Kelheim Fibres, the world’s leading manufacturer of viscose speciality fibres, is extending its range of speciality products by a newly developed viscose fibre that reflects infrared (IR) radiation.
The human body - like any other matter with comparable temperature - releases a large part of its energy via thermal radiation. This radiation is mainly composed of infrared light. It leads to a loss of energy and therefore to a cooling of the human body. The newly developed viscose fibre with incorporated IR-reflecting particles can significantly reduce this process: Thermal radiation emanating from a body is reflected by the particles incorporated in the viscose fibre and sent back to the body, so reducing the cooling of the person.
In addition to this thermal retention function, the wearer of such a textile also benefits from the typical properties of a viscose fibre such as wearer comfort, softness and skin friendliness.
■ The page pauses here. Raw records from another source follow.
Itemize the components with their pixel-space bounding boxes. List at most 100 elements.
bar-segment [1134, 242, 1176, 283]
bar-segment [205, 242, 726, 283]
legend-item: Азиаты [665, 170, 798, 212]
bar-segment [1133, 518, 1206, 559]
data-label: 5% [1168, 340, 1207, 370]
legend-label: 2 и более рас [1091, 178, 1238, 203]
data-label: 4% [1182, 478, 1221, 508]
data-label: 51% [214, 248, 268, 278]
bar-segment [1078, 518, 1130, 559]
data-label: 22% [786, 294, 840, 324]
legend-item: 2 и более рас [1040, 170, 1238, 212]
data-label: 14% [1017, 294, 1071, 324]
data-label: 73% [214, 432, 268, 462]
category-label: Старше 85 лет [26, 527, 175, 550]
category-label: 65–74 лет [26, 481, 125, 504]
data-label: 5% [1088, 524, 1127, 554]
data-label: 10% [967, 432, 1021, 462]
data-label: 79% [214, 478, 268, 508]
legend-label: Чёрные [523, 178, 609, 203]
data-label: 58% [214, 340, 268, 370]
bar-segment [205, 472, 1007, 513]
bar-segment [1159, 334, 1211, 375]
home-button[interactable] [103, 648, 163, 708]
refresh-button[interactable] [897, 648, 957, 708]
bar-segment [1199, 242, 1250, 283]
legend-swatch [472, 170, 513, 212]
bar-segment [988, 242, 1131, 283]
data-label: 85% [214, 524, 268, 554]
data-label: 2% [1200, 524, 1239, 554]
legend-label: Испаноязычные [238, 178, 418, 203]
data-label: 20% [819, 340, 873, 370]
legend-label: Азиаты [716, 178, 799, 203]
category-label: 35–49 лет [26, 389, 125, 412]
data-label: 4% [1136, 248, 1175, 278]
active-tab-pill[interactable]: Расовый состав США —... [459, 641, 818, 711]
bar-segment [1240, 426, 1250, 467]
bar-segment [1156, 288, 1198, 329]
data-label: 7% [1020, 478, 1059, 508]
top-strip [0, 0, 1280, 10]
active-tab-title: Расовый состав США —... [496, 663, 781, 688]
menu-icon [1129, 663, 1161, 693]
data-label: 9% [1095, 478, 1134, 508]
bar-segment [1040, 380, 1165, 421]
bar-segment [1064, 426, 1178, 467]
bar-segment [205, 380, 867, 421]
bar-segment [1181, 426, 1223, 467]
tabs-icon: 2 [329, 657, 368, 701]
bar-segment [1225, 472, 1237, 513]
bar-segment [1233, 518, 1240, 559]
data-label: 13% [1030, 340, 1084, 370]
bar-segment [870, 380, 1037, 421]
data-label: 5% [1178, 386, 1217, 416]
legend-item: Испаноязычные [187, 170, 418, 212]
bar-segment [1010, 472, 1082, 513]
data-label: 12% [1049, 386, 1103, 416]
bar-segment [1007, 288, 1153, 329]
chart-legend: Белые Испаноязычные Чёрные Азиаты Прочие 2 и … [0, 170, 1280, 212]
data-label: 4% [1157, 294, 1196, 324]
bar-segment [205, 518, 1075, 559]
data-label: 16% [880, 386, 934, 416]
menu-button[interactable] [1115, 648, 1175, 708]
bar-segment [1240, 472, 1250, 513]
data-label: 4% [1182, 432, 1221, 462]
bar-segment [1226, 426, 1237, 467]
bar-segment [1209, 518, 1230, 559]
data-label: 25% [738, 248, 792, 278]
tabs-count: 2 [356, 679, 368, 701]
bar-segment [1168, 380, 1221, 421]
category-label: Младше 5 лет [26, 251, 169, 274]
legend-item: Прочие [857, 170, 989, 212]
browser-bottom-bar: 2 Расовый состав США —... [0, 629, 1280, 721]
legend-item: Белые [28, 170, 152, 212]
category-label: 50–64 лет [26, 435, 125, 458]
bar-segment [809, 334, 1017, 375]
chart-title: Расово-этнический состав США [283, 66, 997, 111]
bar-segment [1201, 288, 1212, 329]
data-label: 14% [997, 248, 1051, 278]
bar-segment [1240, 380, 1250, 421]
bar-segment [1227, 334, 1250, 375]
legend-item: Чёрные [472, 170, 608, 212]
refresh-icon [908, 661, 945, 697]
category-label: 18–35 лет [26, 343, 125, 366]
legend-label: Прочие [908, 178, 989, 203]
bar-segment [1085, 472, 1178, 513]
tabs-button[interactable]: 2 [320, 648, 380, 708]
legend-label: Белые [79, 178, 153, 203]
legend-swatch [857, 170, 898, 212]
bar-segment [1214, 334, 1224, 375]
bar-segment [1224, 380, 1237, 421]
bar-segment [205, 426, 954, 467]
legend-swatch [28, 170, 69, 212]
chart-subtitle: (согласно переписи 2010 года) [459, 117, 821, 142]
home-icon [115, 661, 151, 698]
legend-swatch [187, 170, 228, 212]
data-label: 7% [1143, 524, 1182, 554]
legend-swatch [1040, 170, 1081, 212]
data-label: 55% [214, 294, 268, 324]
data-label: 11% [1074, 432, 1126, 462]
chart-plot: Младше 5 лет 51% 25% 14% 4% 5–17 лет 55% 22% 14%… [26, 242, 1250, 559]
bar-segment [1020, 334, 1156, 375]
This is achieved by the intrinsic quality of the treatment: in contrast to a subsequent finish with additives based on titanium oxide, the mineral IR-reflecting particles are incorporated into the fibre’s core, preserving the typical fibre properties. The effect is permanent as the additive cannot be washed out.
First test results of the new fibres that have already been successfully manufactured on a pilot scale, show significant temperature effects in comparison to a standard viscose fibre. This opens up a multitude of possible fields of applications: Used in functional underwear, the thermal effect can increase the well-being of the wearer even at low temperatures. In functional sportswear, the new fibre can lead to improved performance and a faster regeneration of the athlete, thanks to improved blood circulation. Along with textiles, different nonwoven applications could benefit from the IR-reflecting fibre, as for example warming shoe inserts.
"Comfortable feel-good clothes and functional special clothing are just two obvious applications for our new IR fibre”, so Dr. Nina Köhne from Kelheim Fibres’ R&D team. And her colleague, Dr. Daniela Bauer, adds: “We would be happy to adapt the fibre exactly to the demands of other applications depending on our customer’s specific needs. In the past, individual development partnerships often have proven very fruitful and we are glad when our customers reach out to us with their new ideas.”
For the next step, the Bavarian fibre specialists are planning physical and physiological textile tests.